We used this reasoning in counting the number of pairs of distinct letters selected from a text of n letters. There are n choices for the first letter and n-1 choices for the second. Since we were only interested in whether these pairs matched, we did not care about the order in which the letters were selected. Thus, we had to divide by the number of reorderings of two letters, which is only $2=2!=2\cdot 1$. So the number of pairs of letters is

$$\dfrac{n(n-1)}{2}$$

which is the formula that came up in our computation of the index of coincidence.

These are examples of a general formula for the number of choices of k different things from a set of n things. The formula is just

$$\dbinom{n}{k} = \dfrac{n(n-1)(n-2)\dotsb (n-k+1)}{k(k-1)(k-2) \dotsb 2\cdot 1}$$

This is called the binomial symbol, pronounced ``nchoose k,'' also sometimes written _nC_k.

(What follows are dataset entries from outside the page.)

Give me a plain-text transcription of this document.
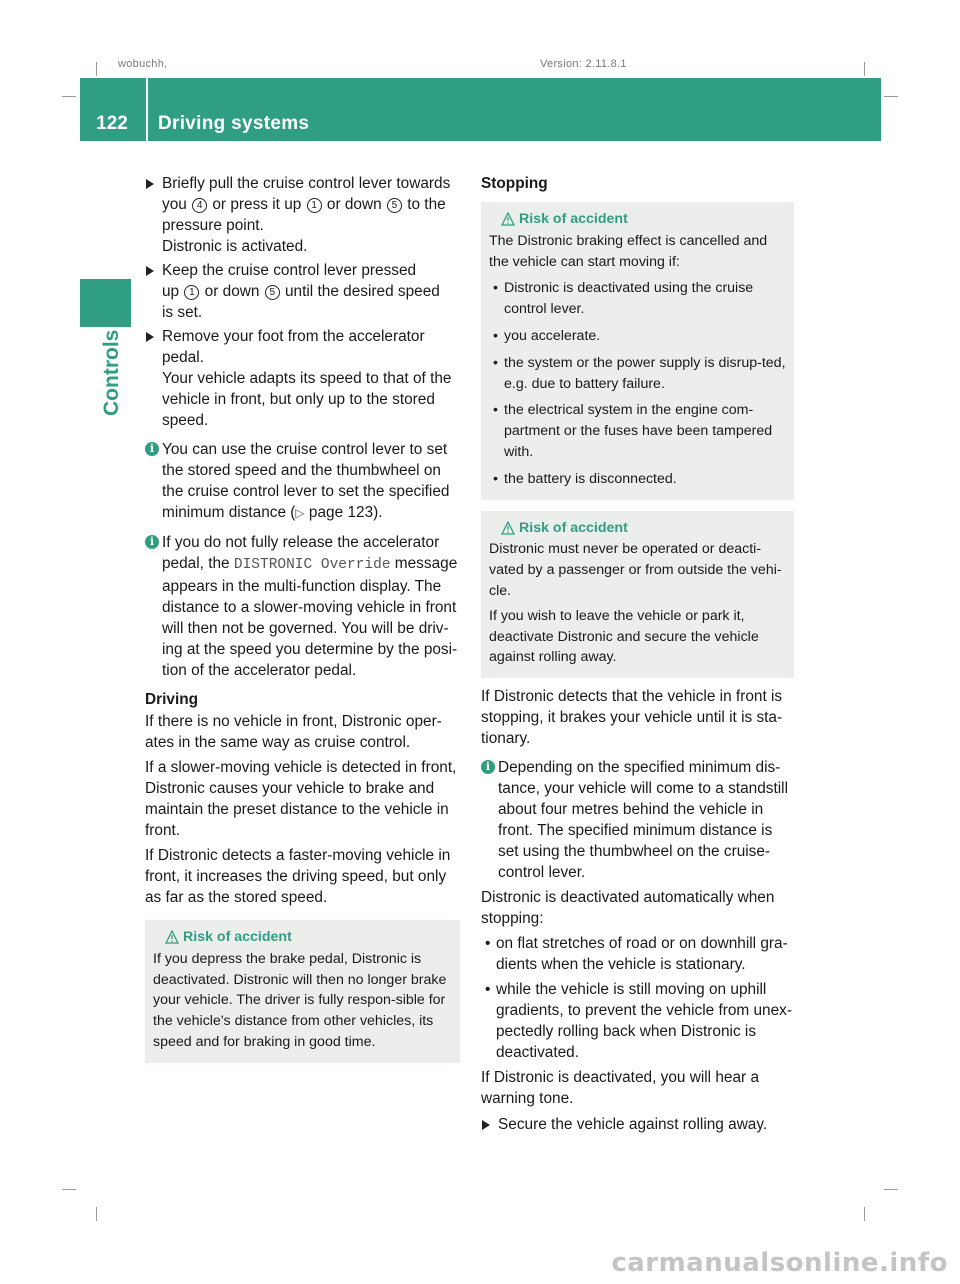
wobuchh,	Version: 2.11.8.1
122	Driving systems
Controls
Briefly pull the cruise control lever towards
you 4 or press it up 1 or down 5 to the
pressure point.

Distronic is activated.

Keep the cruise control lever pressed
up 1 or down 5 until the desired speed
is set.
Remove your foot from the accelerator pedal.

Your vehicle adapts its speed to that of the vehicle in front, but only up to the stored speed.

i You can use the cruise control lever to set the stored speed and the thumbwheel on the cruise control lever to set the specified minimum distance (▷ page 123).
i If you do not fully release the accelerator pedal, the DISTRONIC Override message appears in the multi-function display. The distance to a slower-moving vehicle in front will then not be governed. You will be driv-ing at the speed you determine by the posi-tion of the accelerator pedal.

Driving

If there is no vehicle in front, Distronic oper-ates in the same way as cruise control.

If a slower-moving vehicle is detected in front, Distronic causes your vehicle to brake and maintain the preset distance to the vehicle in front.

If Distronic detects a faster-moving vehicle in front, it increases the driving speed, but only as far as the stored speed.

Risk of accident

If you depress the brake pedal, Distronic is deactivated. Distronic will then no longer brake your vehicle. The driver is fully respon-sible for the vehicle's distance from other vehicles, its speed and for braking in good time.

Stopping

Risk of accident

The Distronic braking effect is cancelled and the vehicle can start moving if:

• Distronic is deactivated using the cruise control lever.
• you accelerate.
• the system or the power supply is disrup-ted, e.g. due to battery failure.
• the electrical system in the engine com-partment or the fuses have been tampered with.
• the battery is disconnected.
Risk of accident

Distronic must never be operated or deacti-vated by a passenger or from outside the vehi-cle.

If you wish to leave the vehicle or park it, deactivate Distronic and secure the vehicle against rolling away.

If Distronic detects that the vehicle in front is stopping, it brakes your vehicle until it is sta-tionary.

i Depending on the specified minimum dis-tance, your vehicle will come to a standstill about four metres behind the vehicle in front. The specified minimum distance is set using the thumbwheel on the cruise-control lever.

Distronic is deactivated automatically when stopping:

• on flat stretches of road or on downhill gra-dients when the vehicle is stationary.
• while the vehicle is still moving on uphill gradients, to prevent the vehicle from unex-pectedly rolling back when Distronic is deactivated.

If Distronic is deactivated, you will hear a warning tone.

Secure the vehicle against rolling away.
carmanualsonline.info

The binomial can be written tersely in terms of factorials. We just have to fill out the product in the numerator all the way out to 1, and then cancel the new terms in the denominator. For example,

$$\dfrac{52\cdot 51\cdot 50\cdot 49\cdot 48}{5\cdot 4\cdot 3\cd... ...(5!)(47\cdot 46\cdot \dotsb 2\cdot 1)} =\dfrac{52!}{5! \, 47!}$$

In general,

$$\dbinom{n}{k} = \dfrac{n!}{k!(n-k)!}$$

This can be used to give one answer to problem 23, part (c) in Chapter 1. That concerned a ``tableaux'' cipher where the key consists of a selection of say 17 transparent boxes out 48 possible. The number of keys is then

$$\dbinom{48}{17} = \dfrac{48!}{17! 31!}$$

You might suspect that computing with factorials is very difficult, but in fact there are many tricks and very good approximations for calculating with these. Binomial formulas are very effective and practical ways of answering problems of this kind.

Finally, there is one small wrinkle in counting code wheels used in various ciphers. When we fill in 26 letters in a circle, there is no way to specify where the ``beginning'' of a circle is. The letter Amust appear somewhere. Thus, we might as well start just after A and make subsequent choices of how to write in the remaining letters. Then, surprisingly, there are only 25! code wheels of this kind, not 26!.

To really convince yourself of this, consider only a three letter alphabet A, B, and C. If we write the letters in order on a wheel as ABC, or BCA or CAB, the resulting wheel is the same! Thus, there are only two such code wheels, with orders ABC and ACB(which is not a rotation of ABC).